Orebodies 18, 23 and 25 mine
- Interactive map of Orebodies 18, 23 and 25 mine
- Location: Shire of East Pilbara, Pilbara, Western Australia, Australia; 23°20′23″S 119°47′59″E﻿ / ﻿23.339630°S 119.799797°E;
- Products: Iron ore
- Production: Nominal capacity: 12 million tonnes/annum Combined production: 63 million tonnes/annum (for the Newman Hub, consisting of Newman West and East)
- Financial year: 2021
- Company: BHP (85%) Mitsui Iron (10%) Itochu (5%)
- Website: www.bhp.com

= Orebodies 18, 23 and 25 mine =

Iron ore mine in Western Australia

The Orebodies 18, 23 and 25 mine, part of BHP's Eastern Ridge hub and officially referred to as the Newman East operation, is an iron ore mine located in the Pilbara region of Western Australia, eight kilometres east of Newman.
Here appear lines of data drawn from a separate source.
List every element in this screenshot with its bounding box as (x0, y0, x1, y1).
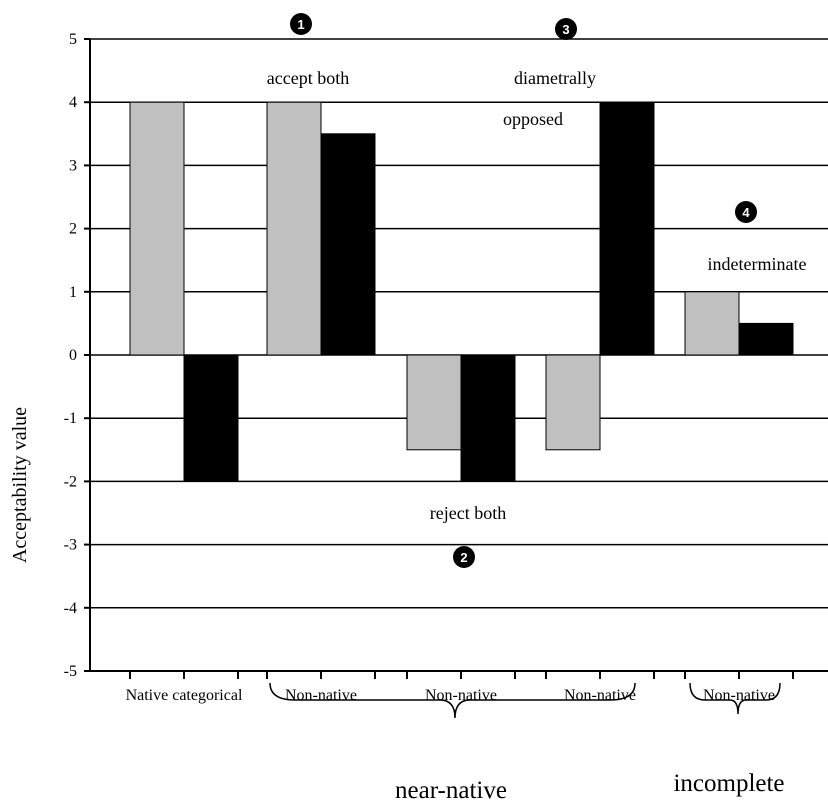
y-tick-label: 4 (69, 94, 77, 111)
marker-1: 1 (290, 13, 312, 35)
bar (545, 354, 601, 451)
brace-near-native (269, 682, 636, 719)
bar (129, 101, 185, 356)
y-tick-label: -3 (64, 537, 77, 554)
marker-2-circle (453, 546, 475, 568)
brace-incomplete (689, 682, 781, 715)
x-category-label: Non-native (703, 687, 775, 704)
marker-3: 3 (555, 18, 577, 40)
marker-2-number: 2 (460, 550, 467, 565)
y-tick-label: 3 (69, 157, 77, 174)
marker-4-circle (735, 201, 757, 223)
bar (266, 101, 322, 356)
marker-3-number: 3 (562, 22, 569, 37)
bar (460, 354, 516, 482)
annotation-reject-both: reject both (430, 503, 506, 523)
bar (183, 354, 239, 482)
y-tick-label: -1 (64, 410, 77, 427)
marker-3-circle (555, 18, 577, 40)
y-tick-label: 0 (69, 347, 77, 364)
annotation-indeterminate: indeterminate (708, 254, 807, 274)
y-tick-label: -2 (64, 473, 77, 490)
y-tick-label: 2 (69, 221, 77, 238)
bars (129, 101, 794, 482)
bar (599, 101, 655, 356)
bar (738, 322, 794, 356)
x-axis: Native categorical Non-native Non-native No… (90, 670, 828, 704)
bar (684, 291, 740, 356)
y-tick-label: 5 (69, 31, 77, 48)
x-category-label: Non-native (425, 687, 497, 704)
y-tick-label: 1 (69, 284, 77, 301)
marker-2: 2 (453, 546, 475, 568)
y-axis: 5 4 3 2 1 0 -1 -2 -3 -4 -5 (64, 31, 91, 680)
x-category-label: Non-native (564, 687, 636, 704)
y-tick-label: -4 (64, 600, 77, 617)
marker-4-number: 4 (742, 205, 750, 220)
bar (320, 133, 376, 356)
bar (406, 354, 462, 451)
annotation-accept-both: accept both (267, 68, 349, 88)
x-category-label: Native categorical (126, 687, 243, 704)
x-category-label: Non-native (285, 687, 357, 704)
marker-4: 4 (735, 201, 757, 223)
group-label-incomplete: incomplete (673, 770, 784, 797)
y-tick-label: -5 (64, 663, 77, 680)
annotation-diametrally: diametrally (514, 68, 596, 88)
marker-1-number: 1 (297, 17, 304, 32)
marker-1-circle (290, 13, 312, 35)
y-axis-label: Acceptability value (9, 407, 31, 563)
annotation-opposed: opposed (503, 109, 563, 129)
group-label-near-native: near-native (395, 777, 507, 804)
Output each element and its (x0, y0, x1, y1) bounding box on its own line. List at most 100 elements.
The mine is owned by BHP (85%), Mitsui Iron (10%) and Itochu (5%).

==Overview==

Iron ore mines in the Pilbara region

At Orebody 25, BHP operates a processing plant consisting of a primary and secondary crusher, and a screening plant. BHP does not report the annual production of the mine separately, but rather together with its other Newman operations which, in 2009/10, produced a combined 37 million tonnes of ore.

Orebody 23 and 25 were operated by HWE Mining and Orebody 18 by Macmahon Holdings. In 2011 and 2014, BHP Billiton brought operations in house.